Monday, March 29, 2010

The Red Stripe will be cold and the Guinness will be hot

As I mentioned in my last post, I will soon be putting up the photos of our wall art and color scheme of the upstairs rooms in our home, but I'm just not happy with the photos I took yet. I need better daylight to take some good pics and the weather didn't cooperate with my schedule this past, more painting instead.

I sat down this Sunday to add another painting to my series of Jamaican roadside shops. This one is an amalgam of several places -- it truly exists only on this page. Here's a look at the process: I began with the preliminary drawing, on Arches 140lb cold press paper, using a Rapidograph pen with black India ink. Next up, laying out my watercolors to begin painting the scene. You can see where I began to lay in some color -- the bananas, the sign base - before I realized I wanted to snap a pic of the progress.

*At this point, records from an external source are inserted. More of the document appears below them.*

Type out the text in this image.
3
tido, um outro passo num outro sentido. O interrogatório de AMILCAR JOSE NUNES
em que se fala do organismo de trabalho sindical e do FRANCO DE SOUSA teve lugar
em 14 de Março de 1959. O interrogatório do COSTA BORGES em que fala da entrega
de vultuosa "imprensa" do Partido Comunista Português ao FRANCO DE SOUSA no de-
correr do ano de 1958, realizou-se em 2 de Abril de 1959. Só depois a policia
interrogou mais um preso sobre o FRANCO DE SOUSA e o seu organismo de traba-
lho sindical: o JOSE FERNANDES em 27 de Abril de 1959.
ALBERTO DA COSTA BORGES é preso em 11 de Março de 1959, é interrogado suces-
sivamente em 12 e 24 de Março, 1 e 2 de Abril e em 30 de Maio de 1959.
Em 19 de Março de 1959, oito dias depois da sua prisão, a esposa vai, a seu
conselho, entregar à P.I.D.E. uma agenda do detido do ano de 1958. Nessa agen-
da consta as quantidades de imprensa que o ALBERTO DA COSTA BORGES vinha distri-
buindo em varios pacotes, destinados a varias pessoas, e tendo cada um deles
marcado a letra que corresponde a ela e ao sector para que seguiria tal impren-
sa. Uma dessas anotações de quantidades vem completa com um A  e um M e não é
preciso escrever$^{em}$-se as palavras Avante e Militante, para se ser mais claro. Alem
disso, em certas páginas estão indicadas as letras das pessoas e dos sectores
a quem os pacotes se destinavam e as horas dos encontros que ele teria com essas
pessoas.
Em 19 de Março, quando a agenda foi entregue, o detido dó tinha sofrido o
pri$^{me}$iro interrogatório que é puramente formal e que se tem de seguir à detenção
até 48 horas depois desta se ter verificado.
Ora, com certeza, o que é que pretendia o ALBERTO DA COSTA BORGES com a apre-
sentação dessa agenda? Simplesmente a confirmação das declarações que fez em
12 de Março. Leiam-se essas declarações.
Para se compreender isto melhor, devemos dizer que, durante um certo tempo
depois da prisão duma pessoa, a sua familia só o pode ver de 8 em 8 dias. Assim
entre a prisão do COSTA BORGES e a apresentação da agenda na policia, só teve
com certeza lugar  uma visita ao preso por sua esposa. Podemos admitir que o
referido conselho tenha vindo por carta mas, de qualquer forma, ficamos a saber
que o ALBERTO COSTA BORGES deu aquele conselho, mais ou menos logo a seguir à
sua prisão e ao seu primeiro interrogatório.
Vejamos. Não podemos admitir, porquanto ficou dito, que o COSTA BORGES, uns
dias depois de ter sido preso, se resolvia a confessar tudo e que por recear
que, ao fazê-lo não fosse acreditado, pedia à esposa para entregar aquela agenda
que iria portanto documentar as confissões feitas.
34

I have an array of brushes and bamboo pens. Some are natural which
more pricey and some are synthetic which are more affordable.
It's not always the most expensive brush which becomes my favorite.
I have filberts, flats, rounds -- all sorts.

I work from several palettes - my triple set is comprised of
Rembrandt watercolors which give great saturated color -

Yes, my palettes are a wreck. I mix colors right on the brush most times,
dipping into several colors with the same brush. Here's my larger palette
(a "Frank Webb" style palette) with my pricier paints (Schminke).
The beauty of this palette is that I've got space around the outside edge to
label each pot with a sharpie on the outside. When the color inside each pot becomes virtually unrecognizable (which is quite often) I know which color it originally contained so I can replenish it.

I began by laying down pale, lighter washes of color all over the page,
knowing that I'd return and build up each area gradually,
from light to dark.

I moved around quite a bit, letting layers dry so I could go back and add
layers of shadow or deepen certain areas with several hues.
I worked on this for several hours (between loads of laundry and preparing breakfast and lunch for everybody, of course).

I'm pleased with the final result.

"Irie Vibes," 14" x 10.25" ink and watercolor on paper

Here's a look at some of the details -

The original painting is for sale here.

A print is available here.

Hope you enjoyed watching this painting come to life -- I can feel that cold Red Stripe in my hand and smell the ocean breeze, how about you?


Melanie said...

I love this one--I love the colors and would like to have a red stripe there soon!! Sun-sea-Irie ites.

dinahmow said...

Red Stripe! Haven't had a stripe for years!

It's a lovely little slice of J'mai-cah, even if it's not real.
Thanks for the process.

VH McKenzie said...

Thanks to you both - I wish I'd taken more pics along the way but I got caught up in the painting.

red stripes all around......

Shadow said...

It's okay, happens once in a while. I really like the style of your painting, but what more I like is your enthusiasm to carry out your hobby even after a hectic professional life,(I understand that being a computer Engg myself). I'd love have your advise as a distant mentor, that would keep my enthusiasm alive. And yes, many many thanks for your attention.